Predicted score at x = 6: ŷ = 40 + 5.2(6) = 40 + 31.2 = 71.2

(a) Student 1: e = 72 − 71.2 = +0.8

(b) This student scored 0.8 marks above the model’s prediction for someone who studied 6 hours. Their actual score is slightly above the regression line.

(c) Student 2: e = 61 − 71.2 = −10.2. This student scored 10.2 marks below the model’s prediction — well below the regression line. Study hours alone do not fully explain their performance; other factors may have affected their result.

Step 1: Calculate the predicted value for x = 6.

ŷ = 40 + 5.2 × 6 = 40 + 31.2 = 71.2

Step 2: Student 1 residual = actual − predicted = 72 − 71.2 = +0.8.

A positive residual means the actual score is above the regression line. This student performed slightly better than the model expected based on their study hours.

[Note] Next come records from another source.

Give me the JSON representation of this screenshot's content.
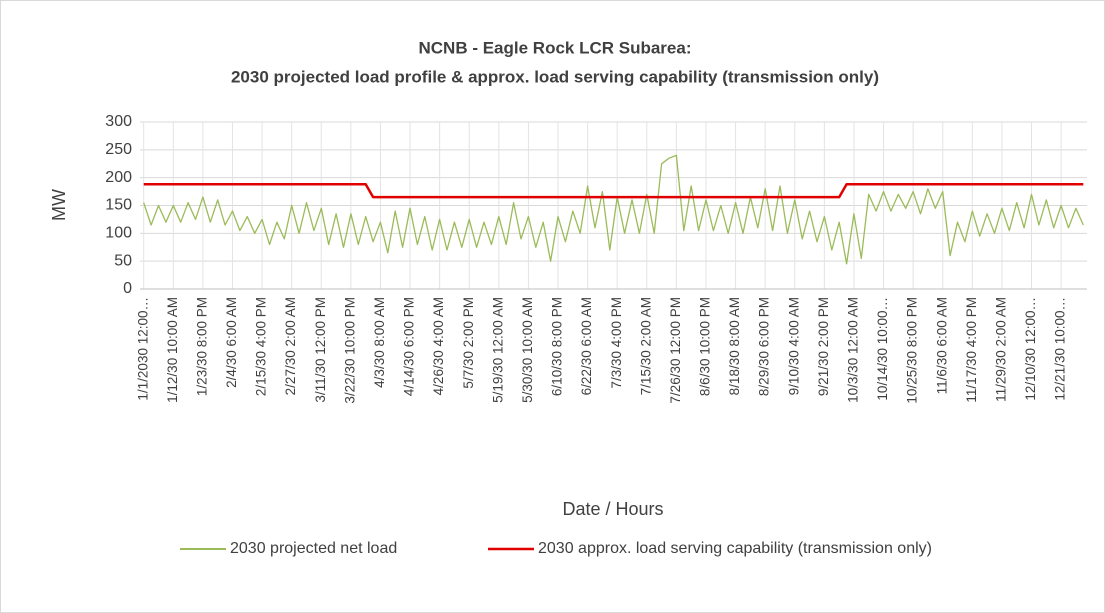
{
  "chart_data": {
    "type": "line",
    "title": [
      "NCNB - Eagle Rock LCR Subarea:",
      "2030 projected load profile & approx. load serving capability (transmission only)"
    ],
    "xlabel": "Date / Hours",
    "ylabel": "MW",
    "categories": [
      "1/1/2030 12:00…",
      null,
      null,
      null,
      "1/12/30 10:00 AM",
      null,
      null,
      null,
      "1/23/30 8:00 PM",
      null,
      null,
      null,
      "2/4/30 6:00 AM",
      null,
      null,
      null,
      "2/15/30 4:00 PM",
      null,
      null,
      null,
      "2/27/30 2:00 AM",
      null,
      null,
      null,
      "3/11/30 12:00 PM",
      null,
      null,
      null,
      "3/22/30 10:00 PM",
      null,
      null,
      null,
      "4/3/30 8:00 AM",
      null,
      null,
      null,
      "4/14/30 6:00 PM",
      null,
      null,
      null,
      "4/26/30 4:00 AM",
      null,
      null,
      null,
      "5/7/30 2:00 PM",
      null,
      null,
      null,
      "5/19/30 12:00 AM",
      null,
      null,
      null,
      "5/30/30 10:00 AM",
      null,
      null,
      null,
      "6/10/30 8:00 PM",
      null,
      null,
      null,
      "6/22/30 6:00 AM",
      null,
      null,
      null,
      "7/3/30 4:00 PM",
      null,
      null,
      null,
      "7/15/30 2:00 AM",
      null,
      null,
      null,
      "7/26/30 12:00 PM",
      null,
      null,
      null,
      "8/6/30 10:00 PM",
      null,
      null,
      null,
      "8/18/30 8:00 AM",
      null,
      null,
      null,
      "8/29/30 6:00 PM",
      null,
      null,
      null,
      "9/10/30 4:00 AM",
      null,
      null,
      null,
      "9/21/30 2:00 PM",
      null,
      null,
      null,
      "10/3/30 12:00 AM",
      null,
      null,
      null,
      "10/14/30 10:00…",
      null,
      null,
      null,
      "10/25/30 8:00 PM",
      null,
      null,
      null,
      "11/6/30 6:00 AM",
      null,
      null,
      null,
      "11/17/30 4:00 PM",
      null,
      null,
      null,
      "11/29/30 2:00 AM",
      null,
      null,
      null,
      "12/10/30 12:00…",
      null,
      null,
      null,
      "12/21/30 10:00…",
      null,
      null,
      null
    ],
    "series": [
      {
        "name": "2030 projected net load",
        "color": "#9bbb59",
        "values": [
          155,
          115,
          150,
          120,
          150,
          120,
          155,
          125,
          165,
          120,
          160,
          115,
          140,
          105,
          130,
          100,
          125,
          80,
          120,
          90,
          150,
          100,
          155,
          105,
          145,
          80,
          135,
          75,
          135,
          80,
          130,
          85,
          120,
          65,
          140,
          75,
          145,
          80,
          130,
          70,
          125,
          70,
          120,
          75,
          125,
          75,
          120,
          80,
          130,
          80,
          155,
          90,
          130,
          75,
          120,
          50,
          130,
          85,
          140,
          100,
          185,
          110,
          175,
          70,
          165,
          100,
          160,
          100,
          170,
          100,
          225,
          235,
          240,
          105,
          185,
          105,
          160,
          105,
          150,
          100,
          155,
          100,
          165,
          110,
          180,
          105,
          185,
          100,
          160,
          90,
          140,
          85,
          130,
          70,
          120,
          45,
          135,
          55,
          170,
          140,
          175,
          140,
          170,
          145,
          175,
          135,
          180,
          145,
          175,
          60,
          120,
          85,
          140,
          95,
          135,
          100,
          145,
          105,
          155,
          110,
          170,
          115,
          160,
          110,
          150,
          110,
          145,
          115
        ]
      },
      {
        "name": "2030 approx. load serving  capability (transmission only)",
        "color": "#e00000",
        "values": [
          188,
          188,
          188,
          188,
          188,
          188,
          188,
          188,
          188,
          188,
          188,
          188,
          188,
          188,
          188,
          188,
          188,
          188,
          188,
          188,
          188,
          188,
          188,
          188,
          188,
          188,
          188,
          188,
          188,
          188,
          188,
          165,
          165,
          165,
          165,
          165,
          165,
          165,
          165,
          165,
          165,
          165,
          165,
          165,
          165,
          165,
          165,
          165,
          165,
          165,
          165,
          165,
          165,
          165,
          165,
          165,
          165,
          165,
          165,
          165,
          165,
          165,
          165,
          165,
          165,
          165,
          165,
          165,
          165,
          165,
          165,
          165,
          165,
          165,
          165,
          165,
          165,
          165,
          165,
          165,
          165,
          165,
          165,
          165,
          165,
          165,
          165,
          165,
          165,
          165,
          165,
          165,
          165,
          165,
          165,
          188,
          188,
          188,
          188,
          188,
          188,
          188,
          188,
          188,
          188,
          188,
          188,
          188,
          188,
          188,
          188,
          188,
          188,
          188,
          188,
          188,
          188,
          188,
          188,
          188,
          188,
          188,
          188,
          188,
          188,
          188,
          188,
          188
        ]
      }
    ],
    "ylim": [
      0,
      300
    ],
    "yticks": [
      0,
      50,
      100,
      150,
      200,
      250,
      300
    ],
    "grid": true,
    "legend": "bottom"
  }
}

Step 3: Student 2 residual = 61 − 71.2 = −10.2.

A large negative residual means this student performed substantially below what the model predicted. Despite studying for 6 hours (same as Student 1), they scored 10.2 marks below the model’s expectation. Possible reasons: anxiety, illness, poor sleep, prior knowledge gaps. This illustrates that the regression line gives an average prediction — individuals can vary significantly.
The y vs log(x) transformed model should be used. The reasoning is as follows:

Statistical evidence: The transformed model has r² = 0.89, meaning it explains 89% of the variation in reaction time. The linear model only explains 71% (r² = 0.71). The transformed model is substantially more informative.

Residual plot evidence: The linear model’s residual plot shows a curved pattern, which is a direct indication that the model is not appropriate — it systematically over- or underestimates across the range of x. The transformed model’s residual plot shows random scatter, confirming the model structure is suitable.

Contextual support: The logarithmic model is consistent with what we know about skill learning. Early practice sessions produce large gains in reaction time, while later sessions produce diminishing returns — exactly what a y vs log(x) relationship describes.

Conclusion: Both the statistical evidence (higher r² and random residual plot) and the contextual reasoning support using the y vs log(x) model for this data.